Shin Splints: What’s Actually Going On?

MS

Jan 20, 2026By Michael Siciak, DC

In the clinic, I commonly see athletes presenting with pain along the inner or outer aspect of the shin. This is often linked to a sudden increase in training load—for example, deciding to train for a marathon in a few months after not running consistently for the past year.

When training volume or intensity increases too quickly, it can exceed the tissue’s ability to adapt. This imbalance between stress and recovery can lead to what is commonly referred to as “shin splints.”

Shin Splints: More Than One Diagnosis

“Shin splints” is a broad term that actually covers four related conditions, all of which exist along a continuum. Depending on where you fall on this spectrum, management—and your ability to continue training—may differ.

1. Tibialis Anterior or Posterior Strain
This involves small tears in the muscles that originate along the shin and attach into the foot. These muscles play an important role in controlling foot and ankle mechanics during running.

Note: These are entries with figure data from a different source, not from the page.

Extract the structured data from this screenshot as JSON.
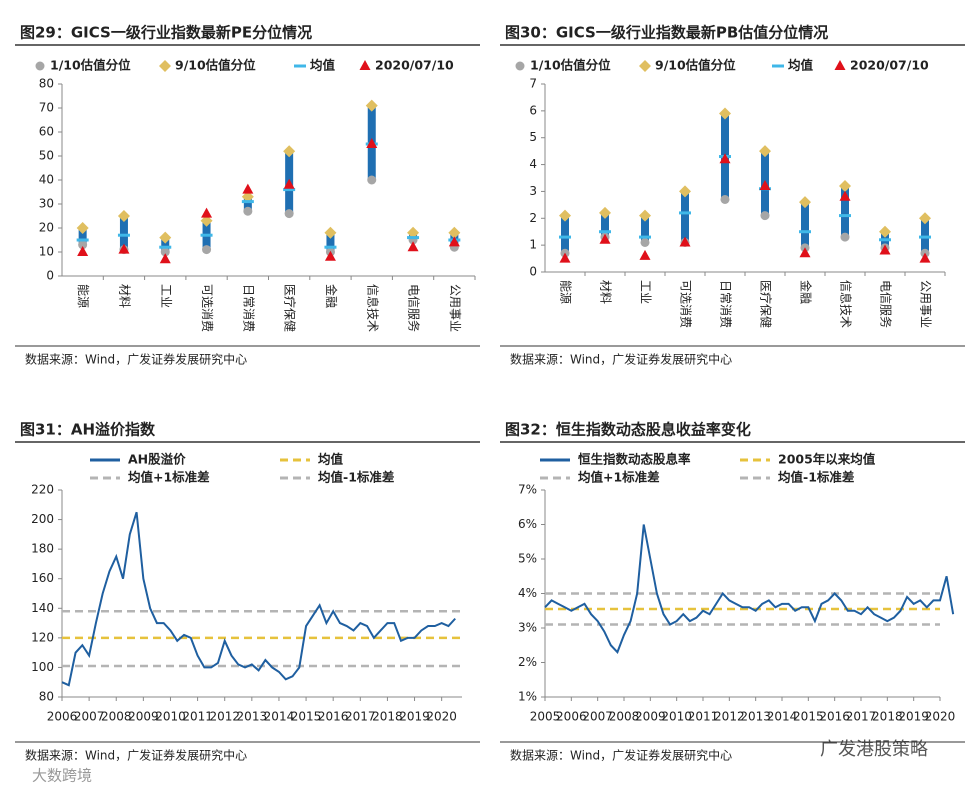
{
  "chart_data": [
    {
      "type": "range",
      "title": "图29：GICS一级行业指数最新PE分位情况",
      "source": "数据来源：Wind，广发证券发展研究中心",
      "categories": [
        "能源",
        "材料",
        "工业",
        "可选消费",
        "日常消费",
        "医疗保健",
        "金融",
        "信息技术",
        "电信服务",
        "公用事业"
      ],
      "bar_color": "#1f6fb2",
      "ylim": [
        0,
        80
      ],
      "yticks": [
        0,
        10,
        20,
        30,
        40,
        50,
        60,
        70,
        80
      ],
      "series": [
        {
          "name": "1/10估值分位",
          "color": "#a6a6a6",
          "marker": "circle",
          "values": [
            13,
            11,
            10,
            11,
            27,
            26,
            10,
            40,
            15,
            12
          ]
        },
        {
          "name": "9/10估值分位",
          "color": "#e0bf60",
          "marker": "diamond",
          "values": [
            20,
            25,
            16,
            23,
            33,
            52,
            18,
            71,
            18,
            18
          ]
        },
        {
          "name": "均值",
          "color": "#3fb7e8",
          "marker": "dash",
          "values": [
            15,
            17,
            12,
            17,
            31,
            36,
            12,
            55,
            16,
            15
          ]
        },
        {
          "name": "2020/07/10",
          "color": "#e0101a",
          "marker": "triangle",
          "values": [
            10,
            11,
            7,
            26,
            36,
            38,
            8,
            55,
            12,
            14
          ]
        }
      ]
    },
    {
      "type": "range",
      "title": "图30：GICS一级行业指数最新PB估值分位情况",
      "source": "数据来源：Wind，广发证券发展研究中心",
      "categories": [
        "能源",
        "材料",
        "工业",
        "可选消费",
        "日常消费",
        "医疗保健",
        "金融",
        "信息技术",
        "电信服务",
        "公用事业"
      ],
      "bar_color": "#1f6fb2",
      "ylim": [
        0,
        7
      ],
      "yticks": [
        0,
        1,
        2,
        3,
        4,
        5,
        6,
        7
      ],
      "series": [
        {
          "name": "1/10估值分位",
          "color": "#a6a6a6",
          "marker": "circle",
          "values": [
            0.7,
            1.3,
            1.1,
            1.1,
            2.7,
            2.1,
            0.9,
            1.3,
            0.9,
            0.7
          ]
        },
        {
          "name": "9/10估值分位",
          "color": "#e0bf60",
          "marker": "diamond",
          "values": [
            2.1,
            2.2,
            2.1,
            3.0,
            5.9,
            4.5,
            2.6,
            3.2,
            1.5,
            2.0
          ]
        },
        {
          "name": "均值",
          "color": "#3fb7e8",
          "marker": "dash",
          "values": [
            1.3,
            1.5,
            1.3,
            2.2,
            4.3,
            3.1,
            1.5,
            2.1,
            1.2,
            1.3
          ]
        },
        {
          "name": "2020/07/10",
          "color": "#e0101a",
          "marker": "triangle",
          "values": [
            0.5,
            1.2,
            0.6,
            1.1,
            4.2,
            3.2,
            0.7,
            2.8,
            0.8,
            0.5
          ]
        }
      ]
    },
    {
      "type": "line",
      "title": "图31：AH溢价指数",
      "source": "数据来源：Wind，广发证券发展研究中心",
      "xlim": [
        2006,
        2020.75
      ],
      "xticks": [
        2006,
        2007,
        2008,
        2009,
        2010,
        2011,
        2012,
        2013,
        2014,
        2015,
        2016,
        2017,
        2018,
        2019,
        2020
      ],
      "ylim": [
        80,
        220
      ],
      "yticks": [
        80,
        100,
        120,
        140,
        160,
        180,
        200,
        220
      ],
      "x": [
        2006,
        2006.25,
        2006.5,
        2006.75,
        2007,
        2007.25,
        2007.5,
        2007.75,
        2008,
        2008.25,
        2008.5,
        2008.75,
        2009,
        2009.25,
        2009.5,
        2009.75,
        2010,
        2010.25,
        2010.5,
        2010.75,
        2011,
        2011.25,
        2011.5,
        2011.75,
        2012,
        2012.25,
        2012.5,
        2012.75,
        2013,
        2013.25,
        2013.5,
        2013.75,
        2014,
        2014.25,
        2014.5,
        2014.75,
        2015,
        2015.25,
        2015.5,
        2015.75,
        2016,
        2016.25,
        2016.5,
        2016.75,
        2017,
        2017.25,
        2017.5,
        2017.75,
        2018,
        2018.25,
        2018.5,
        2018.75,
        2019,
        2019.25,
        2019.5,
        2019.75,
        2020,
        2020.25,
        2020.5
      ],
      "series": [
        {
          "name": "AH股溢价",
          "color": "#1f5fa0",
          "values": [
            90,
            88,
            110,
            115,
            108,
            130,
            150,
            165,
            175,
            160,
            190,
            205,
            160,
            140,
            130,
            130,
            125,
            118,
            122,
            120,
            108,
            100,
            100,
            103,
            118,
            108,
            102,
            100,
            102,
            98,
            105,
            100,
            97,
            92,
            94,
            100,
            128,
            135,
            142,
            130,
            138,
            130,
            128,
            125,
            130,
            128,
            120,
            125,
            130,
            130,
            118,
            120,
            120,
            125,
            128,
            128,
            130,
            128,
            133
          ]
        }
      ],
      "reference_lines": [
        {
          "name": "均值",
          "color": "#e6c23c",
          "value": 120
        },
        {
          "name": "均值+1标准差",
          "color": "#b4b4b4",
          "value": 138
        },
        {
          "name": "均值-1标准差",
          "color": "#b4b4b4",
          "value": 101
        }
      ]
    },
    {
      "type": "line",
      "title": "图32：恒生指数动态股息收益率变化",
      "source": "数据来源：Wind，广发证券发展研究中心",
      "xlim": [
        2005,
        2020
      ],
      "xticks": [
        2005,
        2006,
        2007,
        2008,
        2009,
        2010,
        2011,
        2012,
        2013,
        2014,
        2015,
        2016,
        2017,
        2018,
        2019,
        2020
      ],
      "ylim": [
        1,
        7
      ],
      "yticks": [
        {
          "value": 1,
          "label": "1%"
        },
        {
          "value": 2,
          "label": "2%"
        },
        {
          "value": 3,
          "label": "3%"
        },
        {
          "value": 4,
          "label": "4%"
        },
        {
          "value": 5,
          "label": "5%"
        },
        {
          "value": 6,
          "label": "6%"
        },
        {
          "value": 7,
          "label": "7%"
        }
      ],
      "x": [
        2005,
        2005.25,
        2005.5,
        2005.75,
        2006,
        2006.25,
        2006.5,
        2006.75,
        2007,
        2007.25,
        2007.5,
        2007.75,
        2008,
        2008.25,
        2008.5,
        2008.75,
        2009,
        2009.25,
        2009.5,
        2009.75,
        2010,
        2010.25,
        2010.5,
        2010.75,
        2011,
        2011.25,
        2011.5,
        2011.75,
        2012,
        2012.25,
        2012.5,
        2012.75,
        2013,
        2013.25,
        2013.5,
        2013.75,
        2014,
        2014.25,
        2014.5,
        2014.75,
        2015,
        2015.25,
        2015.5,
        2015.75,
        2016,
        2016.25,
        2016.5,
        2016.75,
        2017,
        2017.25,
        2017.5,
        2017.75,
        2018,
        2018.25,
        2018.5,
        2018.75,
        2019,
        2019.25,
        2019.5,
        2019.75,
        2020,
        2020.25,
        2020.5
      ],
      "series": [
        {
          "name": "恒生指数动态股息率",
          "color": "#1f5fa0",
          "values": [
            3.6,
            3.8,
            3.7,
            3.6,
            3.5,
            3.6,
            3.7,
            3.4,
            3.2,
            2.9,
            2.5,
            2.3,
            2.8,
            3.2,
            4.0,
            6.0,
            5.0,
            4.0,
            3.4,
            3.1,
            3.2,
            3.4,
            3.2,
            3.3,
            3.5,
            3.4,
            3.7,
            4.0,
            3.8,
            3.7,
            3.6,
            3.6,
            3.5,
            3.7,
            3.8,
            3.6,
            3.7,
            3.7,
            3.5,
            3.6,
            3.6,
            3.2,
            3.7,
            3.8,
            4.0,
            3.8,
            3.5,
            3.5,
            3.4,
            3.6,
            3.4,
            3.3,
            3.2,
            3.3,
            3.5,
            3.9,
            3.7,
            3.8,
            3.6,
            3.8,
            3.8,
            4.5,
            3.4
          ]
        }
      ],
      "reference_lines": [
        {
          "name": "2005年以来均值",
          "color": "#e6c23c",
          "value": 3.55
        },
        {
          "name": "均值+1标准差",
          "color": "#b4b4b4",
          "value": 4.0
        },
        {
          "name": "均值-1标准差",
          "color": "#b4b4b4",
          "value": 3.1
        }
      ]
    }
  ],
  "watermarks": [
    "广发港股策略",
    "大数跨境"
  ]
}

2. Medial Tibial Stress Syndrome (MTSS)
This condition involves irritation or tearing of the connective tissue (fascia) along the inner shin. Unlike more serious injuries, pain often feels worse at the start of activity and improves as the session continues.

3. Stress Reaction
Here, the outer layer of the bone (where tendons and connective tissue attach) begins to swell and structurally weaken. Symptoms typically worsen with activity. A classic sign is tenderness over a broader area (greater than 5 cm) and pain with vibration.

4. Stress Fracture
This represents the final and most severe stage, involving a small break in the bone. Symptoms include sharp, localized pain (less than 2 cm in size) and pain with weight bearing or impact.

Health Tips:

Get imaging if symptoms are persistent or severe

X-rays may not show changes until weeks or months after symptoms begin since it does not show changes to soft tissues, only to the bone (ie stress reaction and fractures)
Ultrasound is increasingly used to detect soft tissue changes around the bone and is being increasingly used to help identify early stages of the injury.
MRI is the most sensitive option and is considered the gold standar, but hard to get in a timely manner.


Re-plan your training
Shin splints usually develop when training stress far exceeds recovery. Reducing volume and intensity allows tissues time to heal and adapt.

De-load without de-conditioning
Maintain cardiovascular fitness by cycling, swimming, or using an arm ergometer while reducing or avoiding running.

Support bone health through nutrition
Adequate intake of calcium and vitamin D is essential for maintaining bone density and supporting the body’s ability to tolerate repetitive loading.